In its monthly updated report released on Friday, the Ministry of Finance stated that the expectations of economic recovery are strengthening on the basis of improvement in business confidence evident from industrial growth.
The government’s fiscal stimulus, thus, succeeded in improving economic as well as social prospects. Therefore, the State Bank of Pakistan in its recent Monetary Policy Statement is now projecting higher growth in FY2021 compared to its previous anticipation.

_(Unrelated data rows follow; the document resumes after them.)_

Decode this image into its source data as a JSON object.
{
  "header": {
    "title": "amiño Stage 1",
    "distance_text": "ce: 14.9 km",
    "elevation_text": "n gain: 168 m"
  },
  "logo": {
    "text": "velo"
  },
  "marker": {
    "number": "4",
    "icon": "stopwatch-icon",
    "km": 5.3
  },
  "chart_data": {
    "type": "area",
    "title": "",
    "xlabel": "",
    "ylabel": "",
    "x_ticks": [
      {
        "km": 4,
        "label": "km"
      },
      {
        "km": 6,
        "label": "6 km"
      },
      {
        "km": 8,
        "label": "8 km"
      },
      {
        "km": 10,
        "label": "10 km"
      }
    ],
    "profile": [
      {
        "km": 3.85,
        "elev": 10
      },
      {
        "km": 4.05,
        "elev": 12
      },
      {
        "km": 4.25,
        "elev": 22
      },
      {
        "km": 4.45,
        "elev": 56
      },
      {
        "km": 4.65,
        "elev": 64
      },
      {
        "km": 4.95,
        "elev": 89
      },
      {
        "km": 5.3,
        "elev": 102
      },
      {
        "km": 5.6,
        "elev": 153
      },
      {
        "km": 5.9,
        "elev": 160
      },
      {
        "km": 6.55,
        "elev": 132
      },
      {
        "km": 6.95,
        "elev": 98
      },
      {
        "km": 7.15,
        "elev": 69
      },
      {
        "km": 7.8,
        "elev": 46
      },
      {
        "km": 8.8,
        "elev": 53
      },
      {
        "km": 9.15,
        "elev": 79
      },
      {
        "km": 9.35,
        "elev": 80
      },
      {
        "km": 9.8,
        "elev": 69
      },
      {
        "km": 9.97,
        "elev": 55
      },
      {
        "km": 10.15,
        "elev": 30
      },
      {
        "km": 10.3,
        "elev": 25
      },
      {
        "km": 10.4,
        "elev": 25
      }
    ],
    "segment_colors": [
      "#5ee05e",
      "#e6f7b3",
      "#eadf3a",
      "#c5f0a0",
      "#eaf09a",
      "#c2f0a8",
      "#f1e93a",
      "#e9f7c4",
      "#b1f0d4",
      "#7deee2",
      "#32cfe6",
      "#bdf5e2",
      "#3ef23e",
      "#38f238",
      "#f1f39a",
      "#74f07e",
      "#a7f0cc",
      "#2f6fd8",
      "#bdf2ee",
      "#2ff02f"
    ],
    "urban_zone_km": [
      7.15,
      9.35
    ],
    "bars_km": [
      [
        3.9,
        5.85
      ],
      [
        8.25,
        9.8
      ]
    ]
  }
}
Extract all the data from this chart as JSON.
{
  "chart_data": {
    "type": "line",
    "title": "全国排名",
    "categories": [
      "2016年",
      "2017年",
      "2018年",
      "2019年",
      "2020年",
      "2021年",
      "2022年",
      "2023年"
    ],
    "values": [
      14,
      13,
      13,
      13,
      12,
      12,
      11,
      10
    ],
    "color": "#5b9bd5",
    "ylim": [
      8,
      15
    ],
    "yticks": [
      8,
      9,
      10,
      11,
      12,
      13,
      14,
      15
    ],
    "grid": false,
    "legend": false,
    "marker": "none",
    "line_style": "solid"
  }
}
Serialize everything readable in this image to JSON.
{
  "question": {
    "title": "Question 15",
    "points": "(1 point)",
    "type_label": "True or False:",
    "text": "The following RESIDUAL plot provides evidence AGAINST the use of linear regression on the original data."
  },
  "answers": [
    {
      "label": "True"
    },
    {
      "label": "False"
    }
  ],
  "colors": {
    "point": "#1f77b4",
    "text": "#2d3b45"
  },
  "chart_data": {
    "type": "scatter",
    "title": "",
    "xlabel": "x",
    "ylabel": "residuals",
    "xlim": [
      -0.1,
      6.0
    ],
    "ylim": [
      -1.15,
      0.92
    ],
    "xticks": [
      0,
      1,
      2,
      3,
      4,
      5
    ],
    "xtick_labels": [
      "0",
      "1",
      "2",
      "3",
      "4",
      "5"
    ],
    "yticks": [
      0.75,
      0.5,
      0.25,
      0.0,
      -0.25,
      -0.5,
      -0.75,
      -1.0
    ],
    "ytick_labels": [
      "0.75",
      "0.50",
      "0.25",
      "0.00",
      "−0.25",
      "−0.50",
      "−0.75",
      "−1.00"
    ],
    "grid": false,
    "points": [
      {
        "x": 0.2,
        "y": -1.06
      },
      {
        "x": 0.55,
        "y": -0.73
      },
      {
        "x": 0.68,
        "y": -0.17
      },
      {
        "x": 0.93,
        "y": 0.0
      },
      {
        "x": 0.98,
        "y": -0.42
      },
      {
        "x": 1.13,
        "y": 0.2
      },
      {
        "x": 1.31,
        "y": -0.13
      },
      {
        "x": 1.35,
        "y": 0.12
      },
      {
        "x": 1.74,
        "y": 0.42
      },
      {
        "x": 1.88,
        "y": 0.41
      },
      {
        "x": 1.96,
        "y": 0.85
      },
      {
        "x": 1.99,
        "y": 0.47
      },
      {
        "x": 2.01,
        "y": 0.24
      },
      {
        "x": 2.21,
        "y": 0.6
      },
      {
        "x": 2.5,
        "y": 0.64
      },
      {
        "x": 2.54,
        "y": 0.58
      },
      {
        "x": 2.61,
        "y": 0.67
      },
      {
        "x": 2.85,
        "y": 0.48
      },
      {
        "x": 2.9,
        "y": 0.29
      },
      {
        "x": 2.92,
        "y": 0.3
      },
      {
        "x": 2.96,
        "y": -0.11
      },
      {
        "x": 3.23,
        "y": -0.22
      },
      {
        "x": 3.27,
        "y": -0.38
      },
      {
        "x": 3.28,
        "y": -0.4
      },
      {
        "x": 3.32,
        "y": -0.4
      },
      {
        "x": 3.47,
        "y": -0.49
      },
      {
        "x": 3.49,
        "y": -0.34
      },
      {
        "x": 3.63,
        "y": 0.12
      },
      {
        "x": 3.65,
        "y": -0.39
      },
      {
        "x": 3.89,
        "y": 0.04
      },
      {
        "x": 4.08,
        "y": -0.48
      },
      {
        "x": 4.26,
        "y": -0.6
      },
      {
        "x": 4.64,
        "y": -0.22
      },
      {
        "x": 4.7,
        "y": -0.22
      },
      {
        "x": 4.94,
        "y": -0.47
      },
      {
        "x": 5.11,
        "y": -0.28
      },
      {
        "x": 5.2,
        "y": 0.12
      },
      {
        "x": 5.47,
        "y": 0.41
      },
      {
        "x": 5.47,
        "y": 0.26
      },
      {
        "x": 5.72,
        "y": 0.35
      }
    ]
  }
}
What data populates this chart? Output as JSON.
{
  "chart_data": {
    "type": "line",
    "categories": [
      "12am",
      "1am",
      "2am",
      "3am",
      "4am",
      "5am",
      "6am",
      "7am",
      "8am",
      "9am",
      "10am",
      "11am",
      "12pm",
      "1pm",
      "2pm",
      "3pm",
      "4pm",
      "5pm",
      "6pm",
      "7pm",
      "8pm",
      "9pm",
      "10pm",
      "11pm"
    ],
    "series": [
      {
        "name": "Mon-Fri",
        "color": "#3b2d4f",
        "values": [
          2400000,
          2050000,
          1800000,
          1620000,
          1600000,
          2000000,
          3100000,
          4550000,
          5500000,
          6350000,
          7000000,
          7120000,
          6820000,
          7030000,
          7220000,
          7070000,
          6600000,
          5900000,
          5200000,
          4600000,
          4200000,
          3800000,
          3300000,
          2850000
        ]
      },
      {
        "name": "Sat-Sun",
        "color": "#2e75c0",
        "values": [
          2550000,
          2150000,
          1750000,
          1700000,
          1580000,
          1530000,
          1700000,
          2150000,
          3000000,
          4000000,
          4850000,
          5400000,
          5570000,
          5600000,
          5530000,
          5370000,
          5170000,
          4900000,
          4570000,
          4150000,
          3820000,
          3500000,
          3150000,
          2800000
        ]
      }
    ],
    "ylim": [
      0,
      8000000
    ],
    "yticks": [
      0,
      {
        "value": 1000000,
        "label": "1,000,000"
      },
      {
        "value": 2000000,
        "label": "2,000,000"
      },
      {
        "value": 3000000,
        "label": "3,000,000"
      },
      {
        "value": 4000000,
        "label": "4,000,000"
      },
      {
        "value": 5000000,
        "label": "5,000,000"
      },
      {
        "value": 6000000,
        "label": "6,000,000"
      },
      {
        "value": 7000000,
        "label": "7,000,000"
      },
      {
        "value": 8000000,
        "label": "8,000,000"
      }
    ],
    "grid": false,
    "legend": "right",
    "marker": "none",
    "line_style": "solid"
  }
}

“As the third wave of pandemic is posing downside risk, the government's timely measures combined with the observance of SoPs by the general public will be helpful in continuation of economic recovery along with decelerating inflationary pressure and preserving external balance,” it added. Recent developments in inflation show that the declining trend observed in recent months was interrupted in February. Thus, both YoY and MoM inflation increased. Recently, the government implemented policy measures to improve the functioning of some segments of food market and to re-enforce the supply chain of particular food products. These interventions contribute to contain inflationary pressure in those markets. These measures have dampened the direct impact and the expected second round effects on other CPI components. On the other hand, international commodity prices are recently on a rising trend. In the last four months, oil prices and international food prices have been rising continuously. From Feb till Apr 2020, international commodity prices were declining and during that period, the CPI level actually declined.
This low base effect may temporarily push YoY inflation higher in the next few months. However, the government measures to ensure smooth supply especially through Ramzan Package will ease out inflationary pressures. For next month, it is expected to remain between 7.9 and 9.5 percent.
The downside risk to cotton production will hamper targeted growth in agriculture sector.
Industrial activity YoY growth rate of LSM remained positive since Jul 2020. The growth of industrial activity is in line with the strong cyclical recovery observed in Pakistan’s main trading partners. It is expected that this recovery will continue in the coming months, providing the absence of a new upsurge of COVID-19 that may require restrictions on economic activity.
It should be noted that some of the data underlying the February MEI are still provisional and may be revised next month. But based on available data, the MEI shows consistent growth in February. With downward risk of third wave, if MEI flattens out in coming months, economic growth in the current FY is expected to surpass its target.
During Jul-Feb FY 2021, exports of goods and services, as compiled in the Balance of Payments, reached 19.9 billion USD as compared to 20.3 billion in the same period of last year. Likewise, imports of goods and services reached $37.3 billion this year against $35.7 billion last year, which represents an increase of 4.5 percent. However, in Feb 2021, 3.2 percent growth was seen on YoY basis. Exports are expected to increase following export-oriented government policies, while imports are also expected to increase further on the back of recovery of the domestic economy, recent increases in international commodity prices and imports of food items to stabilize domestic food markets. Thus, trade balance is expected to slightly deteriorate but expected strong inflows of remittances will able to cover the trade deficit.
The fiscal performance from Jul-Jan, FY2021 shows that the fiscal consolidation policy helped in preserving fiscal discipline, increasing revenues, and controlling expenditures. On the revenue side, the FBR tax collection continues to improve, having exceeded the eight-month target by Rs17 billion, the report concluded.